METHODS: VHR was simulated by abdominal fascial imbrications of a 10x15 cm defect. Forty-five Yorkshire pigs were divided into five groups (Figure 1). Group 1 received VHR alone; group 2 underwent VHR and had ACS; group 3 received VHR and CS; group 4 had VHR, CS, and ACS; group 5 had VHR, CS, and mild ACS. CS was performed by division of external oblique muscles. ACS was modeled by using Stryker endoscopy insufflator to elevate intrabdominal pressure (IAP) to 20 mmHg. IAP, bladder pressure (BLP), and femoral central venous pressure (CVP) were measured before and after VHR and CS. Physiologic parameters were monitored for four hours. Animals were desufflated, recovered and euthanized for histologic analysis of organ damage.

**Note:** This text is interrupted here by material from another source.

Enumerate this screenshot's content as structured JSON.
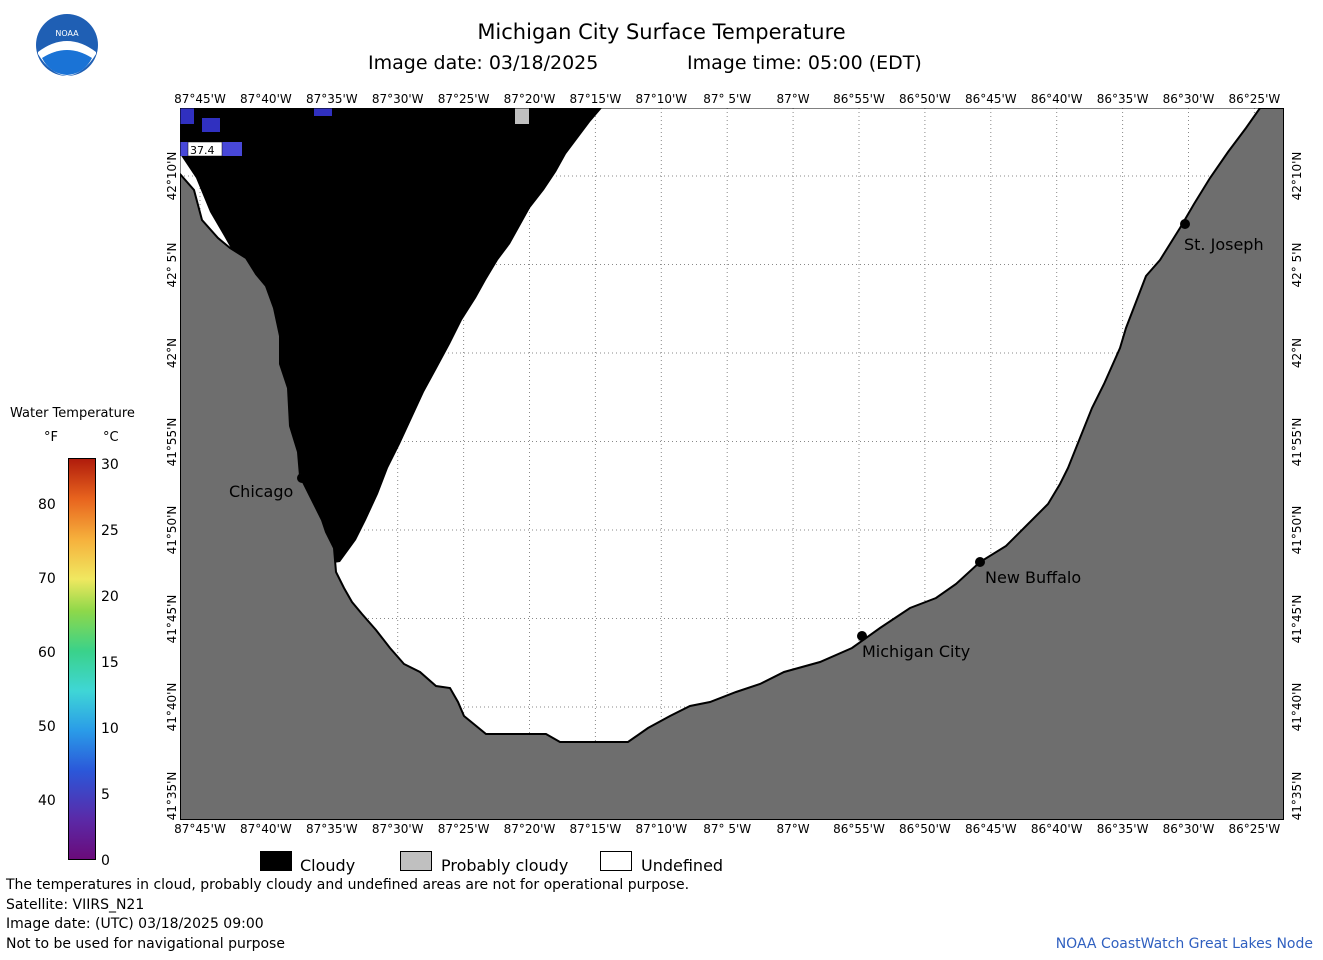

RESULTS: Significant changes in IAP, BLP, and CVP resulted from both interventions. VHR led to an increase in all three by an average of 14.89, 13.93, and 14.69 mmHg, respectively (p<0.01). After CS, the pressures decreased by 9.11, 8.00, 7.89 mmHg, respectively (p<0.01) as shown in Figure 2. Significant differences in CVP, BLP, peak inspiratory pressure (PIP), and mean airway pressure (MAP) were observed between animals with ACS and those without. Within the subset with ACS, CS did not result in significant changes in the measured physiologic parameters compared to VHR alone but did lead to a significantly lower incidence of animals with large bowel necrosis (29% vs. 87%). See Figure 3 for details.

CONCLUSIONS: The results confirm that primary repair of large abdominal wall defects leads to an increase in IAP, which can be reduced with separation of components. In animals with ACS, CS may reduce the risk of organ damage. CVP, BLP, PIP, and MAP accurately correlated with elevated IAP and may be used as surrogate markers for diagnosis of ACS.